De plus, ils n’adhéraient pas aux demandes des groupes sociaux par rapport aux redevances qui devraient être imposées pour l’utilisation d’une chose commune. En effet, la gratuité de la ressource leur convenait particulièrement.

Ainsi, par l’intermédiaire du forum officiel du BAPE, ces acteurs ont véhiculé un discours qui prônait essentiellement le maintien du statu

quo en ce qui concerne la réglementation sur l’eau. Ils cherchaient à

continuer de profiter des avantages que le libre accès et le peu de règlementation existante sur l’eau leur procuraient, surtout face à la concurrence internationale.

Bref, les acteurs économiques prônaient des discours différents par rapport au statut de l’eau dépendamment de leurs intérêts dans la ressource. La divergence dans leurs positions se voit aussi reflétée dans des enjeux ayant un lien important avec le statut de l’eau, soit la question de son exportation et de sa gestion.

b. L’exportation de l’eau

En ce qui concerne la question de l’exportation de l’eau en vrac, les acteurs économiques étaient divisés en ce qui concerne la viabilité de ces projets. Ainsi, le premier groupe d’acteurs économiques prônant la propriété de l’eau déployait plusieurs stratégies afin de convaincre

les décideurs des avantages d’entreprendre des projets d’exportation de l’eau en grandes quantités.

Plus particulièrement, l’homme d’affaires Jean Coutu s’était servi, à l’époque, du Sommet sur l’économie et l’emploi tenu à Montréal en novembre 1996, afin de promouvoir l’idée d’exporter de l’eau du Québec. Ce forum, auquel participaient de nombreux hommes d’affaires, était la place idéale pour relancer le discours relatif à la commercialisation de l’eau douce. Suite au sommet, cet homme d’affaires a organisé un groupe de travail afin de planifier la meilleure façon d’exploiter les ressources en eau de la province. Il invite également des représentants du gouvernement du Québec afin de les convaincre de l’opportunité de ce projet484. En effet, en les invitant, il tente avec d’autres entrepreneurs de les impliquer. D’ailleurs, le parti au pouvoir de l’époque, le Parti Québécois, ne semblait pas être contre les projets d’exportation d’eau. Toutefois, il entrevoyait plutôt en faire une affaire nationale485.

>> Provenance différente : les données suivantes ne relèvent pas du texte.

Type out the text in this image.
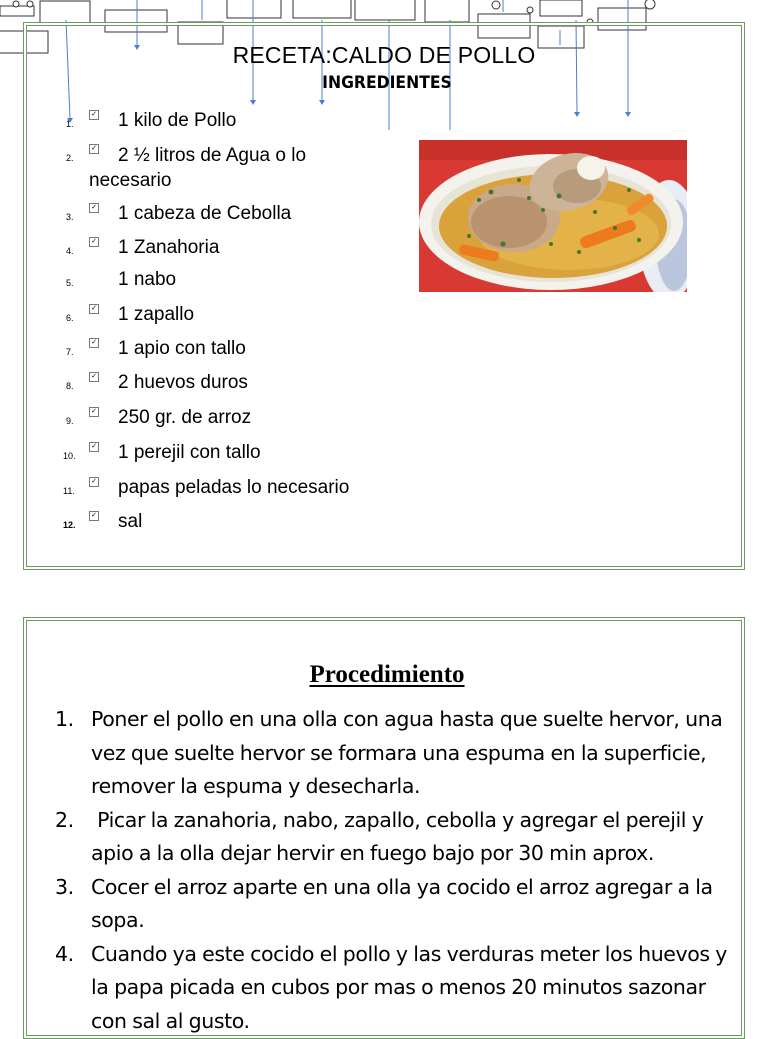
RECETA:CALDO DE POLLO
INGREDIENTES
1.
✓ 1 kilo de Pollo
2.
✓	2 ½ litros de Agua o lo necesario
3.
✓ 1 cabeza de Cebolla
4.
✓ 1 Zanahoria
5.	1 nabo
6.
✓ 1 zapallo
7.
✓ 1 apio con tallo
8.
✓ 2 huevos duros
9.
✓ 250 gr. de arroz
10.
✓ 1 perejil con tallo
11.
✓ papas peladas lo necesario
12.
✓ sal
Procedimiento
1. Poner el pollo en una olla con agua hasta que suelte hervor, una vez que suelte hervor se formara una espuma en la superficie, remover la espuma y desecharla.
2. Picar la zanahoria, nabo, zapallo, cebolla y agregar el perejil y apio a la olla dejar hervir en fuego bajo por 30 min aprox.
3. Cocer el arroz aparte en una olla ya cocido el arroz agregar a la sopa.
4. Cuando ya este cocido el pollo y las verduras meter los huevos y la papa picada en cubos por mas o menos 20 minutos sazonar con sal al gusto.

Par contre, les acteurs économiques qui appuyaient le discours qui prônait le statut de l’eau en tant que chose commune se positionnaient plutôt contre les projets d’exportation de l’eau en vrac, car ceux-ci diminueraient la disponibilité de cette ressource pour leurs propres usages. C’était le cas de grands consommateurs d’eau, comme l’industrie forestière et laitière, ainsi que l’agriculture et de façon générale, des acteurs pour qui l’abondance et le libre accès à la ressource ont pour effet de les rendre plus compétitifs sur le marché international.

484 D.ALLARD, préc., note 334, p. 2.

Ces acteurs économiques individuellement ou réunis dans des organismes comme le Centre patronal de l’environnement du Québec et l’UPA486, en rejetant l’idée de permettre les exportations massives d’eau, adhéraient au discours avancé par les groupes sociaux. À cet effet, ils reprenaient certains arguments des ONG et soulignaient l’importance de conserver les quantités d’eau disponibles au Québec pour les divers usages. Bref, ils profitaient de la force des arguments véhiculés par les groupes sociaux et se ralliaient dans ce même sens.

Or, il est à souligner que leur appui ne répondait pas au partage d’une même position de principe, mais plutôt à la satisfaction de leurs intérêts en tant qu’entreprises gourmandes en eau.

En somme, on remarque à quel point les discours des acteurs économiques divergeaient quant à la question de l’exportation de l’eau. Ainsi, les acteurs qui visaient à entreprendre lesdits projets argumentaient que l’eau devrait être considérée comme un bien économique, appropriable et échangeable. Elle devrait être traitée comme n’importe quelle autre ressource naturelle, afin de pouvoir tirer profit de sa commercialisation. Par contre, les acteurs économiques qui consomment de grandes quantités d’eau se positionnaient plutôt contre ce discours. En réalité, la disponibilité et le libre accès à la ressource sont des facteurs qui avantagent leur productivité (c.-à-d. des avantages concurrentiels). Rendre la ressource appropriable, soumise aux lois de l’offre et de la demande et lui attribuer un prix se traduirait pour eux en une augmentation des coûts de production, ce qui affecterait leur compétitivité au niveau international (c.-à-d. la perte d’un avantage concurrentiel). Voilà pourquoi ces derniers acteurs s’opposaient au discours économique

des ressources en eau, et favorisaient le statut de chose commune pour l’eau, statut qui excluait la possibilité d’en faire son exportation.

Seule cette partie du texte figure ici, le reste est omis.